Darfur is Dying by Susana Ruiz
Darfur is Dying is an online video game that puts you in the shoes of one of the 2.5 million refugees who are fighting for survival every day in Darfur. Players learn more about the challenges these refugees face and to how to take action to help stop the crisis. In partnership with the Reebok Human Rights Foundation and the International Crisis Group, MTV-U launched the Darfur Digital Activist Contest, an unprecedented competition bringing together student technology and activism to help stop the genocide in Darfur. The winner of the contest and creator of Darfur is Dying, Susana Ruiz, first heard about the contest at the Games for Change conference in 2005.
Earthquake in Zipland by Zipland Interactive, Ltd.
The first computer game designed to help children of separated or divorced parents cope with their new reality. The tremendous need for such a tool led to years of research and development. The result of this creative teamwork is this unique computer game. It addresses a situation no other game has ever dealt with before, full of fun, entertainment and challenges. The game takes the child on an adventure, while dealing with a number of important issues around divorce and separation, e.g., anger, guilt, split loyalties, the fantasy to reunite the divorced parents and more. "Earthquake in Zipland" not only offers the possibility of dealing with the issues of separation and divorce in an indirect way, but also opens the way to direct dialogue; thus becoming a valuable tool for both therapists and parents.

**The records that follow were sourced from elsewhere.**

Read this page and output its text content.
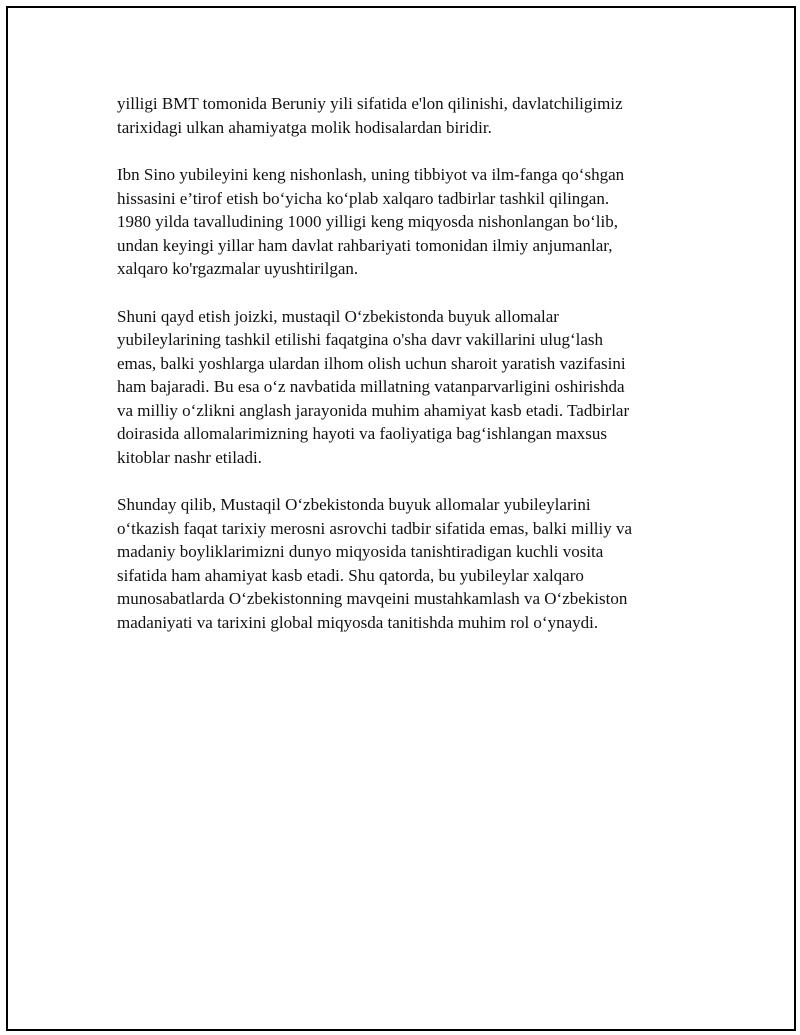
yilligi BMT tomonida Beruniy yili sifatida e'lon qilinishi, davlatchiligimiz
tarixidagi ulkan ahamiyatga molik hodisalardan biridir.

Ibn Sino yubileyini keng nishonlash, uning tibbiyot va ilm-fanga qo‘shgan
hissasini e’tirof etish bo‘yicha ko‘plab xalqaro tadbirlar tashkil qilingan.
1980 yilda tavalludining 1000 yilligi keng miqyosda nishonlangan bo‘lib,
undan keyingi yillar ham davlat rahbariyati tomonidan ilmiy anjumanlar,
xalqaro ko'rgazmalar uyushtirilgan.

Shuni qayd etish joizki, mustaqil O‘zbekistonda buyuk allomalar
yubileylarining tashkil etilishi faqatgina o'sha davr vakillarini ulug‘lash
emas, balki yoshlarga ulardan ilhom olish uchun sharoit yaratish vazifasini
ham bajaradi. Bu esa o‘z navbatida millatning vatanparvarligini oshirishda
va milliy o‘zlikni anglash jarayonida muhim ahamiyat kasb etadi. Tadbirlar
doirasida allomalarimizning hayoti va faoliyatiga bag‘ishlangan maxsus
kitoblar nashr etiladi.

Shunday qilib, Mustaqil O‘zbekistonda buyuk allomalar yubileylarini
o‘tkazish faqat tarixiy merosni asrovchi tadbir sifatida emas, balki milliy va
madaniy boyliklarimizni dunyo miqyosida tanishtiradigan kuchli vosita
sifatida ham ahamiyat kasb etadi. Shu qatorda, bu yubileylar xalqaro
munosabatlarda O‘zbekistonning mavqeini mustahkamlash va O‘zbekiston
madaniyati va tarixini global miqyosda tanitishda muhim rol o‘ynaydi.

CyberCops by LiveWires Design
CyberCops was designed to respond to a recent upsurge in the number of teenagers who engage in criminal behavior on the Internet: fraud, cybertheft, extortion and stalking. The games, which are based on real criminal cases, ask teenagers to solve a mystery. In so doing, they learn to recognize the inducements (including money and gifts) they may be offered to participate in criminal activities on-line. The CyberCops series will be released in May to schools in the United States, Britain, Canada and Australia.
The Organizing Game by CompassPoint Nonprofit Services and Kinection
The Toolkit is a set of resources that supports face-to-face training for residents and community leaders. The computer-based component (the "Organizing Game") is used to introduce concepts, prompt discussion, and allow residents to practice skills in a safe, non-threatening environment. The initial focus of the Toolkit is teaching Doorknocking, an organizing technique that's particularly effective in moving issues within a local community.
Disaffected by Persuasive Games
Disaffected is a videogame parody of the Kinko's copy store. The game puts the player in the role employees forced to service customers under the particular incompetences common to a Kinko's store. It gives the
player the chance to step into the demotivated position of real FedEx Kinkos employees. Feel the indifference of these purple-shirted malcontents first-hand, and consider the possible reasons behind their malaise -- is it mere incompetence? Managerial affliction? Unseen but serious labor issues? Disaffected is the first in a series of anti-advergames, games that enact dissatisfaction and criticism against corporations.